Review by Overdrive

Reviewed: 11/29/03

Some great ideas are here — too bad the actual game didn't always live up to them

Have you ever played a game that should have been so much better than what it was — a game that has some great ideas that you actually haven't seen repeated in countless other games in its genre, but just fell short in overall execution?
Well, that is what you get with Image Fight, a NES shooter created by Irem. The designers came up with a great concept to introduce the actual plot, a great system for special weapons and a few fun boss fights. Unfortunately, the rest of the game is pretty stale and bland.
Let's start with the positives first. When playing a shooter, have you ever wondered exactly how YOU became the one being in existence capable of destroying the forces of evil? No need to wonder in this game because your spaceship isn't immediately thrust into the actual mission. Instead, you must complete five ''training'' stages and average a score of 90% or better to advance to the three ''actual'' game stages. To be honest, these practice stages are exactly like the game stages, but it is rather ingenious to essentially tell the player that they have to prove their worth to earn the right to undergo a dangerous mission.
This game also earns points on its use of special weapons. At several points on each level, an orb will appear on screen that if shot, will release one of two power-ups. You will either get a small ''option'' ship (blue shoot straight up, while the direction of a red option's shot is determined by the direction of your flight) or an attachment. Fly into the attachment to get one of many special weapons (homing missiles and diagonal shots, for example). If the attachment is hit, it is destroyed (as opposed to you being killed) and you can then pick up a replacement when one appears.
Picking the correct special weapon and correct color of option can make a huge difference in boss fights, as you'll have to shoot behind or to one side of your ship to be able to win easily in more than one encounter.
Speaking of the bosses, I felt Irem did a fine job with several of these battles, making the end of most levels a fun experience. The boss of the final practice level is a definite highlight of this game, as it takes a solid amount of skill combined with the appropriate weapons to defeat.
However, with the exception of the boss battles, the majority of the levels are really lacking in fun and difficulty. For me, the main challenge in this game (not counting bosses) was surviving long enough to get my initial power-ups. From there, it was easy to breeze through the majority of each level, as my gunfire blasted through most of the opposition before they could mount much of an offensive against me. While some of the levels had tricky spots (typically created by walls and other obstacles), the overall challenge level was much lower than many games of this sort that I've played.
A lot of the levels really blend together, too, due to bland backgrounds. For most of the game, you'll be staring at plain blue or black backgrounds with only a few exceptions (the fifth practice level being the most notable). It just seems they could have done something more with this game's graphics to make it more appealing.

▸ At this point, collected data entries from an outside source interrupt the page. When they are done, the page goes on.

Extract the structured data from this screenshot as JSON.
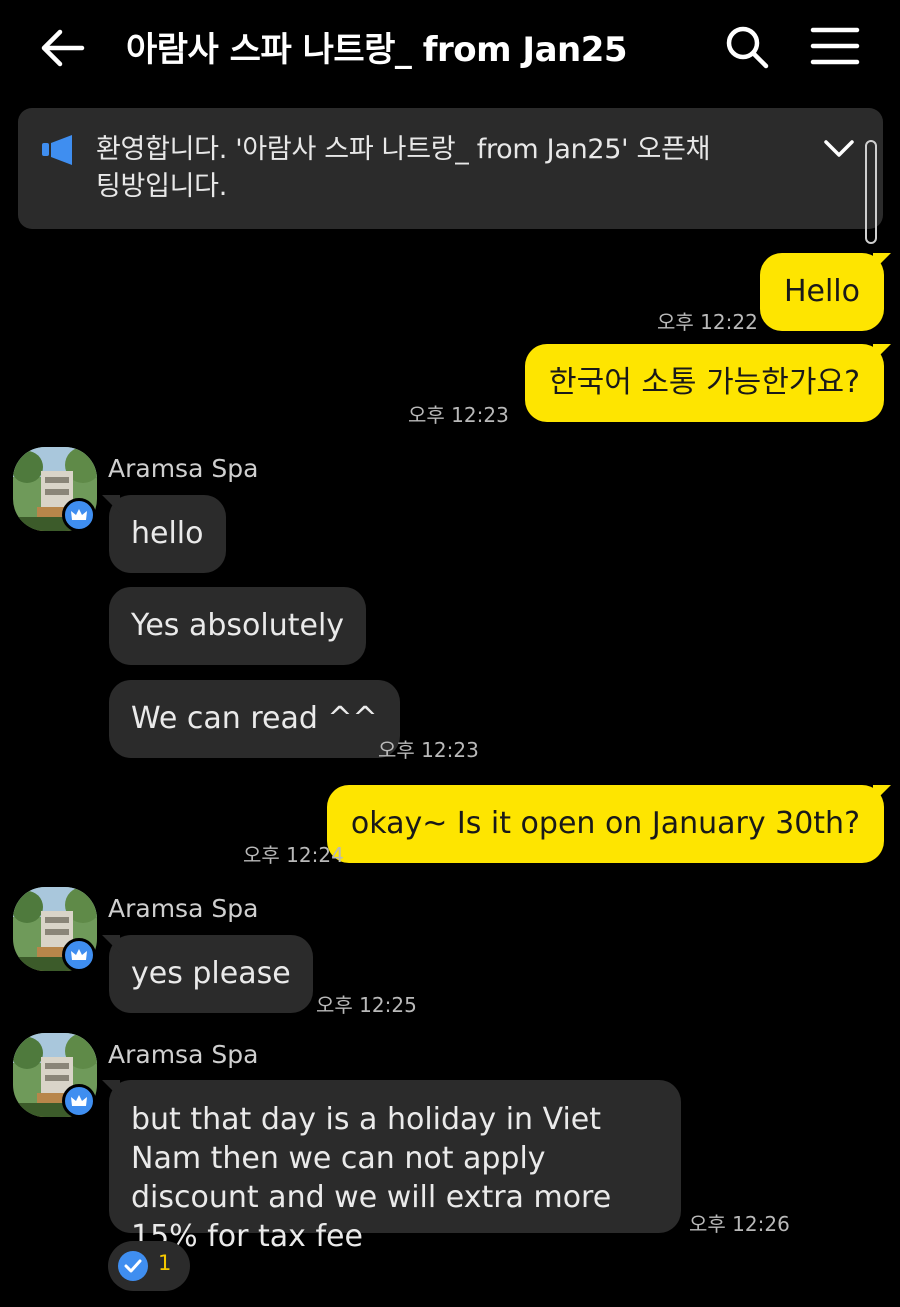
{
  "header": {
    "title": "아람사 스파 나트랑_ from Jan25",
    "back_icon": "arrow-left-icon",
    "search_icon": "search-icon",
    "menu_icon": "hamburger-menu-icon"
  },
  "notice": {
    "icon": "megaphone-icon",
    "text": "환영합니다. '아람사 스파 나트랑_ from Jan25' 오픈채팅방입니다.",
    "expand_icon": "chevron-down-icon",
    "accent_color": "#3f8ef0"
  },
  "messages": {
    "m1": {
      "text": "Hello",
      "time": "오후 12:22"
    },
    "m2": {
      "text": "한국어 소통 가능한가요?",
      "time": "오후 12:23"
    },
    "g1": {
      "sender": "Aramsa Spa",
      "m1": "hello",
      "m2": "Yes absolutely",
      "m3": "We can read ^^",
      "time": "오후 12:23"
    },
    "m3": {
      "text": "okay~ Is it open on January 30th?",
      "time": "오후 12:24"
    },
    "g2": {
      "sender": "Aramsa Spa",
      "text": "yes please",
      "time": "오후 12:25"
    },
    "g3": {
      "sender": "Aramsa Spa",
      "text": "but that day is a holiday in Viet Nam then we can not apply discount and we will extra more 15% for tax fee",
      "time": "오후 12:26"
    }
  },
  "reaction": {
    "icon": "check-circle-icon",
    "count": "1"
  },
  "colors": {
    "my_bubble": "#fee500",
    "their_bubble": "#2b2b2b",
    "background": "#000000",
    "host_badge": "#3f8ef0"
  }
}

Graphics/Sound: 3 -- While this game does have a couple of attractive levels and boss designs, overall it has a sparse and bland appearance. For the most part, the music was unappealing, as well. While it isn't, by any means, the worst NES game in this category, it's far from the best.

Gameplay: 8 -- There are a lot of positives in this category. From the special weapons system to the entertaining boss fights, this game is fun to play. By pressing the ''A'' button, you can control your plane's speed on an ''1'' to ''4'' scale (with ''4'' being the fastest). However, I noted that for the most part, going any higher than ''2'' was unnecessary -- and would actually make the ship somewhat difficult to control, especially in any sort of close quarters.

Challenge: 5 -- The challenge is pretty uneven in this game. For a ship with no special weapons or options, even the early parts of the first stage can be difficult. For a fully powered-up ship, nearly everything (with the exception of a few bosses and a couple of areas where steering skill is more important than firepower) had the potential to be easy.

Replay Value: 4 -- Odds are that if you have this game, you have a number of other shooters more worth your playing time. I look at this as more of a nostalgia replay. It's the sort of game to pick up every few years, play for a while and put away again.

Overall: 5 -- The rating number that signifies pure mediocrity is the only one I can justify giving this game. While it does some things very well, it is sub par in other categories. In the grand scheme of things, that equates to a purely average effort in a genre that has no shortage of excellent games.